Rivista di luoghi, storie e altro

I confini di Torino / 25

Quando si entra in città percorrendo il raccordo per Caselle, sul quale si innesta la tangenziale, si incontra a un certo punto il cartello “Torino” e quindi lì si oltrepassa un confine, che tuttavia non corrisponde a un confine reale, poiché non si colloca assolutamente sulla linea di separazione tra due territori comunali, ma piuttosto segnala in un luogo convenzionale che si è entrati in città. Questo dipende probabilmente dalla natura dei raccordi e delle tangenziali.
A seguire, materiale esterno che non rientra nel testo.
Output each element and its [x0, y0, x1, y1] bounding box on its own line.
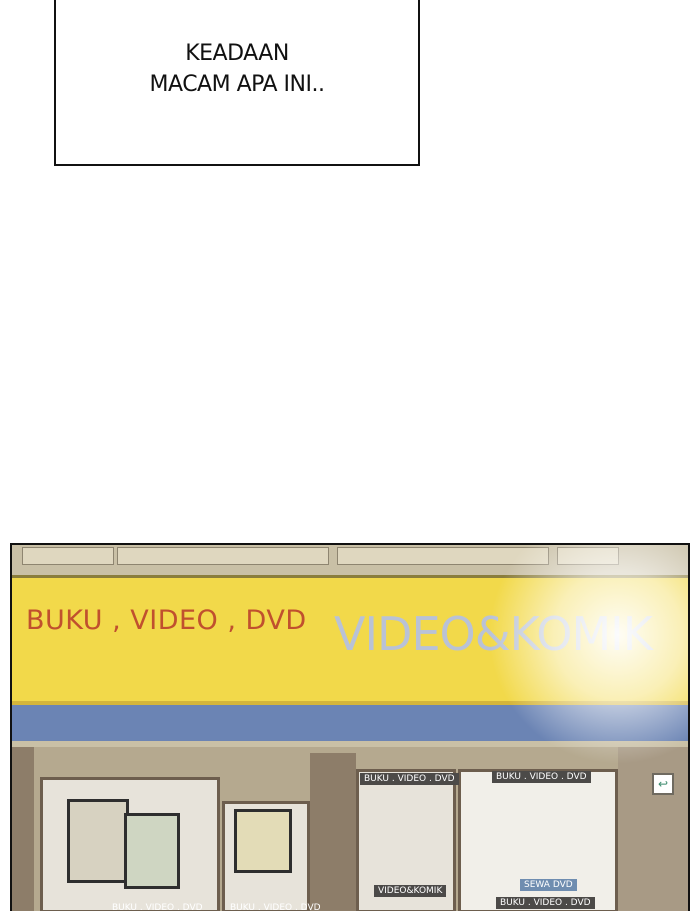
poster [234, 809, 292, 873]
pillar [310, 753, 356, 911]
door-label: VIDEO&KOMIK [374, 885, 447, 897]
door-label: SEWA DVD [520, 879, 577, 891]
caption-line-2: MACAM APA INI.. [149, 72, 325, 97]
door-label: BUKU . VIDEO . DVD [496, 897, 595, 909]
store-front: BUKU . VIDEO . DVD BUKU . VIDEO . DVD VI… [12, 747, 688, 911]
poster [67, 799, 129, 883]
caption-line-1: KEADAAN [185, 41, 289, 66]
door-label: BUKU . VIDEO . DVD [360, 773, 459, 785]
storefront-panel: BUKU , VIDEO , DVD VIDEO&KOMIK BUKU . VI… [10, 543, 690, 911]
caption-box: KEADAAN MACAM APA INI.. [54, 0, 420, 166]
exit-sign-icon: ↩ [652, 773, 674, 795]
caption-text: KEADAAN MACAM APA INI.. [56, 38, 418, 100]
bottom-label: BUKU . VIDEO . DVD [230, 903, 321, 911]
roof-pane [117, 547, 329, 565]
bottom-label: BUKU . VIDEO . DVD [112, 903, 203, 911]
pillar [12, 747, 34, 911]
poster [124, 813, 180, 889]
roof-pane [22, 547, 114, 565]
pillar [618, 747, 688, 911]
sign-text-left: BUKU , VIDEO , DVD [26, 605, 307, 636]
door-label: BUKU . VIDEO . DVD [492, 771, 591, 783]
Né i primi, né le seconde sono infatti veri e propri luoghi appartenenti a territori. Siccome i territori li collegano, li trapassano, li emulsionano alla corte del trasporto su gomma, raccordi e tangenziali segnalano confini virtuali che non corrispondono alla realtà, ma solo al viaggio. Se non per un guasto, chi potrebbe trovarsi a bighellonare sul raccordo attento ai cambiamenti che un confine comporta? Nessuno. Si va, si supera, si bada a non tamponare: quando giunge la scritta “Torino” si pensa “Ah”. Non molto di più. Questi pseudoconfini sono segnalati da cartelli memotac, da appunti messi lì appesi al muro, per ricordarsi a grandi linee delle cose, mica per segnalare con approssimazione massima la realtà delle cose (burocratica il più delle volte, e allora?).

Quando è buio le luci dell’impianto industriale sono una costellazione intera che è scesa in terra dal cielo profondo, si è impigliata in qualche spigolone invisibile e adesso galleggia fremendo tra fumi e serbatoi, pinnacoli e gasometri, montagne gialle. Per una curva la prospettiva infila interi corridoi del palazzo deserto, corridoi illuminati e spogli, intravisti da finestre rettangolari svuotate come orbite di teschi. Si è oltrepassato un corso d’acqua. Si procede lungo una ferrovia.

Foto © Dario Voltolini

Può capitare che il parabrezza incorni il pallone che cade da oltre una rete più sopra. Il campo è cinto, ma i rinvii dei difensori non si formalizzano di certo. Se il pallone cade sul raccordo, e il parabrezza lo colpisce al volo, può fare decine di metri.

Ai ragazzi bisognerebbe che fosse possibile a rotazione abitare per lunghi periodi dove gli garba. Anche in cima a un silo sulle rotaie, anche in una via cieca che sbatte contro un capannone. Penzolanti lampadine sui tavoli in cucine dalla parte del cortile. Poi via, uscire dall’adolescenza e dai tuguri, via, all’aperto, di corsa, respirando, via libera. Come per un’usanza.

Qui siamo passati infinite volte Enzo ed io, per raggiungere le valli del Canavese. Enzo si fermava a Rivarolo, io proseguivo fino a Valperga. Siccome in Torino c’è una via Valperga Caluso, molti credono che il comune di Valperga si chiami per esteso Valperga Caluso. Non è così. Caluso è un comune per conto suo, lontano da Valperga. Il nome Valperga Caluso è quello di una famiglia, non di un luogo. Valperga si chiama tutt’al più Valperga Canavese. Certo fui molto sorpreso quando vidi recapitare al comune di Valperga una corrispondenza proveniente dalla Regione Piemonte che la indirizzava a: Comune di Valperga Caluso. Che cosa ci facevo io lì? La Forza Assente.

(“I confini di Torino” sono stati scritti per il supplemento settimanale Torinosette della Stampa, uno alla settimana. Poi i testi sono stati raccolti in volume dall’editore Quiritta [Roma, 2003], con l’aggiunta di un commento in corsivo a ciascun pezzo. Ora sono corredati con fotografie dei luoghi in questione scattate dopo vent’anni dall’autore dei testi).